As reported Nov. 26, 1987 in the Chicago Sun-Times:
Mayor Harold Washington’s death shocked Chicagoans and left many behind grieving his loss and his legacy. The city’s first African American mayor broke many barriers, despite plenty of opposition from a number of (mostly white) aldermen.
The Sun-Times sent Mark Brown to cover what would be Washington’s last public appearance and remembered it as a “boasting, wisecracking happening that left everybody smiling.”

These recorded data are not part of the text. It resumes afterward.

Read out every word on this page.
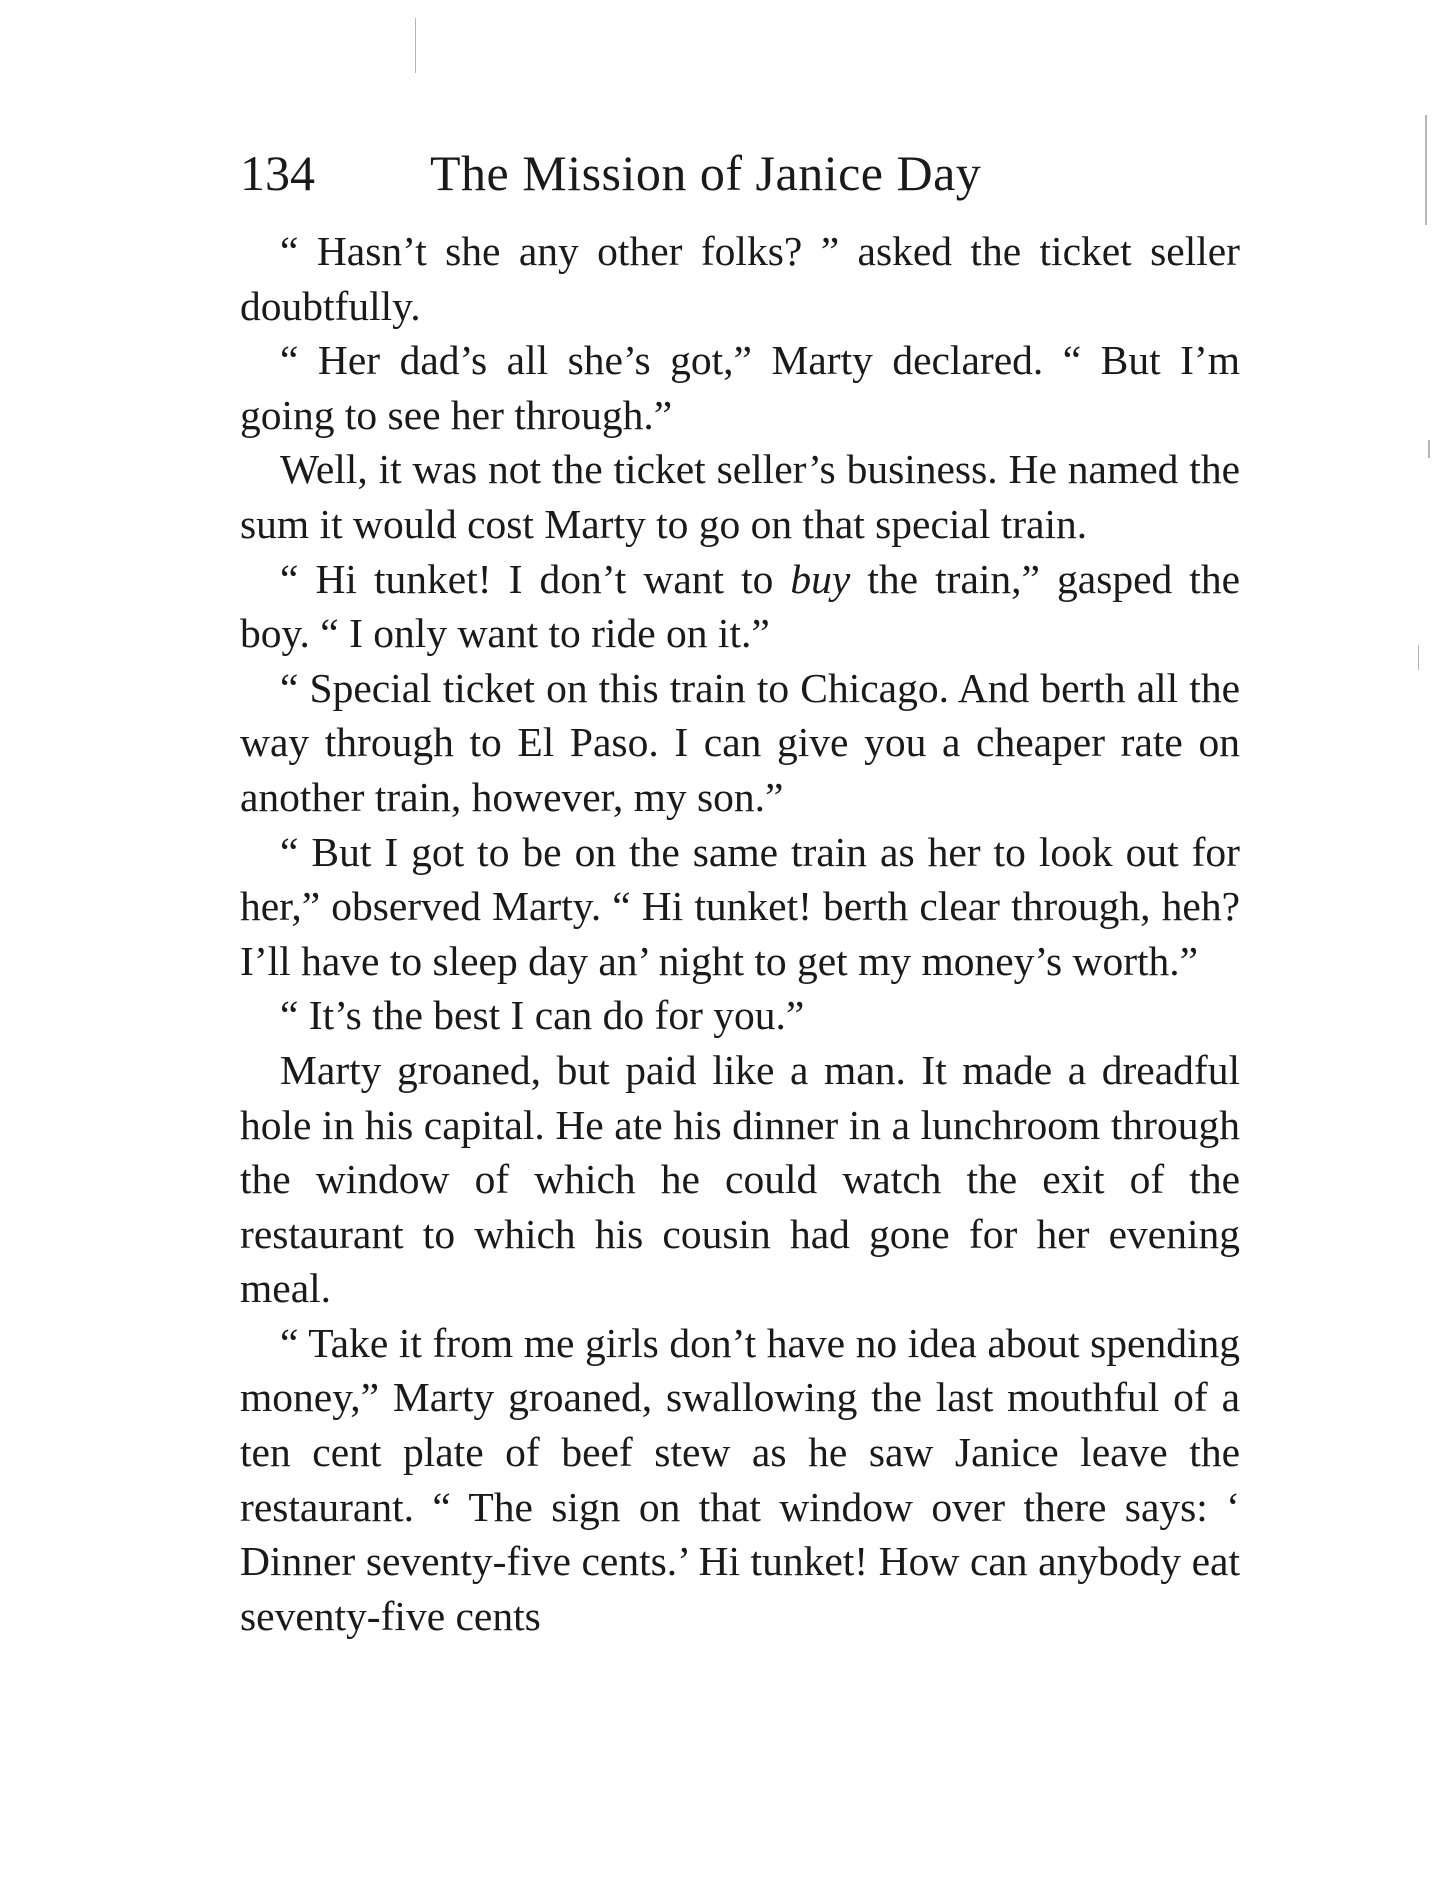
134 The Mission of Janice Day

“ Hasn’t she any other folks? ” asked the ticket seller doubtfully.

“ Her dad’s all she’s got,” Marty declared. “ But I’m going to see her through.”

Well, it was not the ticket seller’s business. He named the sum it would cost Marty to go on that special train.

“ Hi tunket! I don’t want to buy the train,” gasped the boy. “ I only want to ride on it.”

“ Special ticket on this train to Chicago. And berth all the way through to El Paso. I can give you a cheaper rate on another train, however, my son.”

“ But I got to be on the same train as her to look out for her,” observed Marty. “ Hi tunket! berth clear through, heh? I’ll have to sleep day an’ night to get my money’s worth.”

“ It’s the best I can do for you.”

Marty groaned, but paid like a man. It made a dreadful hole in his capital. He ate his dinner in a lunchroom through the window of which he could watch the exit of the restaurant to which his cousin had gone for her evening meal.

“ Take it from me girls don’t have no idea about spending money,” Marty groaned, swallowing the last mouthful of a ten cent plate of beef stew as he saw Janice leave the restaurant. “ The sign on that window over there says: ‘ Dinner seventy-five cents.’ Hi tunket! How can anybody eat seventy-five cents
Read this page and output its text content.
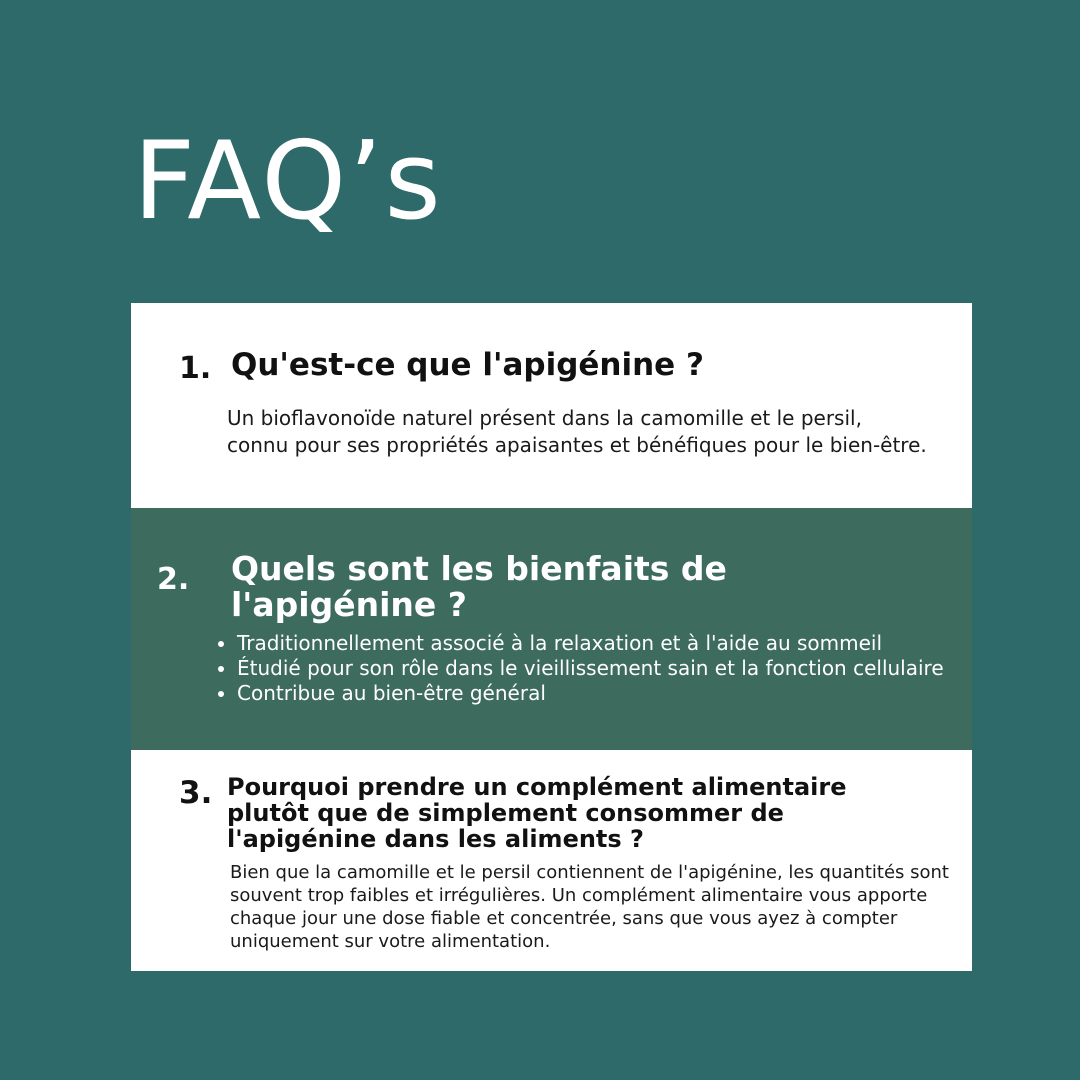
FAQ’s
1. Qu'est-ce que l'apigénine ?

Un bioflavonoïde naturel présent dans la camomille et le persil, connu pour ses propriétés apaisantes et bénéfiques pour le bien-être.

2. Quels sont les bienfaits de l'apigénine ?
• Traditionnellement associé à la relaxation et à l'aide au sommeil
• Étudié pour son rôle dans le vieillissement sain et la fonction cellulaire
• Contribue au bien-être général
3. Pourquoi prendre un complément alimentaire plutôt que de simplement consommer de l'apigénine dans les aliments ?

Bien que la camomille et le persil contiennent de l'apigénine, les quantités sont souvent trop faibles et irrégulières. Un complément alimentaire vous apporte chaque jour une dose fiable et concentrée, sans que vous ayez à compter uniquement sur votre alimentation.
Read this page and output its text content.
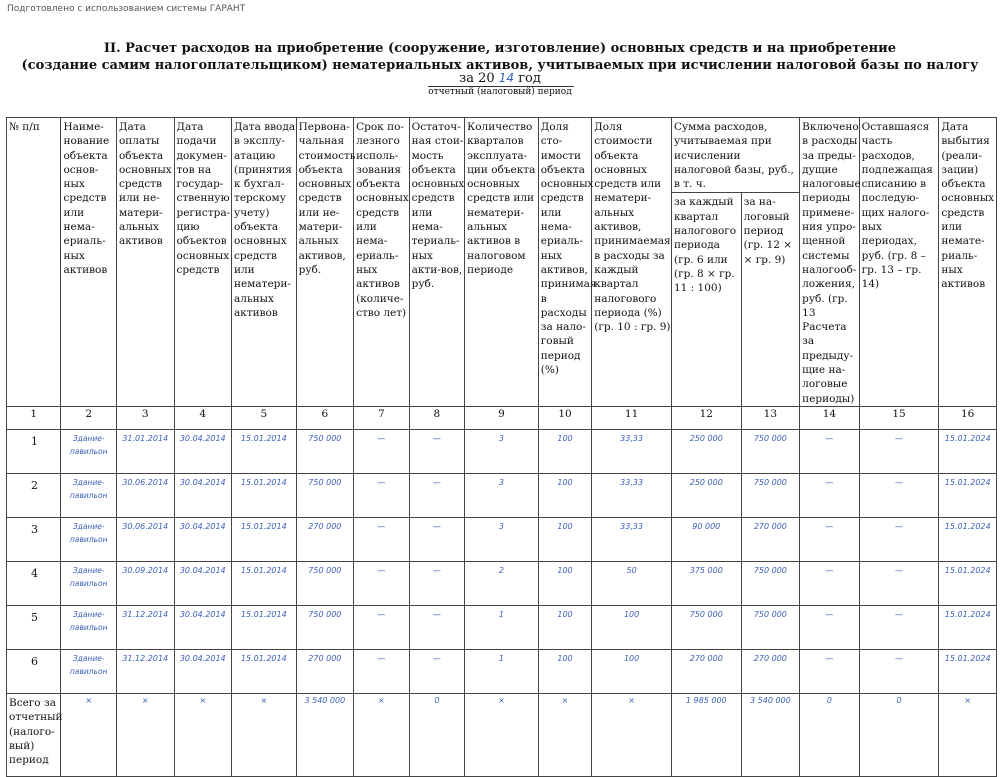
Подготовлено с использованием системы ГАРАНТ
II. Расчет расходов на приобретение (сооружение, изготовление) основных средств и на приобретение
(создание самим налогоплательщиком) нематериальных активов, учитываемых при исчислении налоговой базы по налогу
за 20 14 год
отчетный (налоговый) период
№ п/п	Наиме-нование объекта основ-ных средств или нема-ериаль-ных активов	Дата оплаты объекта основных средств или не-матери-альных активов	Дата подачи докумен-тов на государ-ственную регистра-цию объектов основных средств	Дата ввода в эксплу-атацию (принятия к бухгал-терскому учету) объекта основных средств или нематери-альных активов	Первона-чальная стоимость объекта основных средств или не-матери-альных активов, руб.	Срок по-лезного исполь-зования объекта основных средств или нема-ериаль-ных активов (количе-ство лет)	Остаточ-ная стои-мость объекта основных средств или нема-териаль-ных акти-вов, руб.	Количество кварталов эксплуата-ции объекта основных средств или нематери-альных активов в налоговом периоде	Доля сто-имости объекта основных средств или нема-ериаль-ных активов, принимая в расходы за нало-говый период (%)	Доля стоимости объекта основных средств или нематери-альных активов, принимаемая в расходы за каждый квартал налогового периода (%) (гр. 10 : гр. 9)	Сумма расходов, учитываемая при исчислении налоговой базы, руб., в т. ч.		Включено в расходы за преды-дущие налоговые периоды примене-ния упро-щенной системы налогооб-ложения, руб. (гр. 13 Расчета за предыду-щие на-логовые периоды)	Оставшаяся часть расходов, подлежащая списанию в последую-щих налого-вых периодах, руб. (гр. 8 – гр. 13 – гр. 14)	Дата выбытия (реали-зации) объекта основных средств или немате-риаль-ных активов
											за каждый квартал налогового периода (гр. 6 или (гр. 8 × гр. 11 : 100)	за на-логовый период (гр. 12 × × гр. 9)			
1	2	3	4	5	6	7	8	9	10	11	12	13	14	15	16
1	Здание-павильон	31.01.2014	30.04.2014	15.01.2014	750 000	—	—	3	100	33,33	250 000	750 000	—	—	15.01.2024

2	Здание-павильон	30.06.2014	30.04.2014	15.01.2014	750 000	—	—	3	100	33,33	250 000	750 000	—	—	15.01.2024

3	Здание-павильон	30.06.2014	30.04.2014	15.01.2014	270 000	—	—	3	100	33,33	90 000	270 000	—	—	15.01.2024

4	Здание-павильон	30.09.2014	30.04.2014	15.01.2014	750 000	—	—	2	100	50	375 000	750 000	—	—	15.01.2024

5	Здание-павильон	31.12.2014	30.04.2014	15.01.2014	750 000	—	—	1	100	100	750 000	750 000	—	—	15.01.2024

6	Здание-павильон	31.12.2014	30.04.2014	15.01.2014	270 000	—	—	1	100	100	270 000	270 000	—	—	15.01.2024

Всего за отчетный (налого-вый) период	×	×	×	×	3 540 000	×	0	×	×	×	1 985 000	3 540 000	0	0	×
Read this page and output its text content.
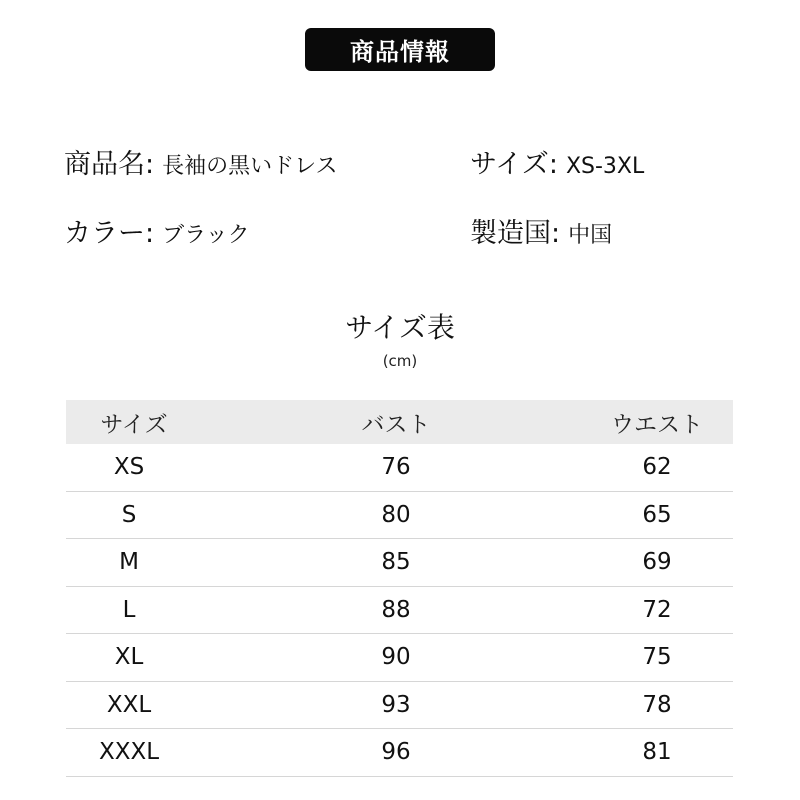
商品情報
商品名: 長袖の黒いドレス	サイズ: XS-3XL
カラー: ブラック	製造国: 中国
サイズ表
(cm)
サイズ	バスト	ウエスト
XS	76	62
S	80	65
M	85	69
L	88	72
XL	90	75
XXL	93	78
XXXL	96	81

Washington’s last appearance took him to the Kenwood Oakland Community Organization in Kenwood where he and other developers would break ground on a “$6 million, 70-unit town house development at 46th Place and Woodlawn, the first new housing construction in the neighborhood in decades,” Brown wrote.
The development was a testament to Washington’s campaign to build a better Chicago for everyone. The mayor even bragged to an aide that he was able to attract “federal grants to build low-income housing.”
A slight drizzle forced everyone inside, but the weather “hadn’t dampened the mayor’s spirits,” Brown noted. A state senator friend in attendance said Washington was “in good spirits, healthy, robust. He was very happy about what was being done there and it showed.”
After making a speech, Washington put on his white hardhat and strolled outside to turn over a few shovelfuls of dirt for photographers, Brown’s report said.
The whole event took about a half hour, Brown wrote. As he headed out the door, Washington kissed the cheek of Phyllis Bratton, a KOCO employee.
“Things happen like that, I guess,” Bratton told Brown as she mourned Washington’s death with her co-workers at KOCO headquarters. “It really shook me up. I feel close to the mayor. He was looking fine.”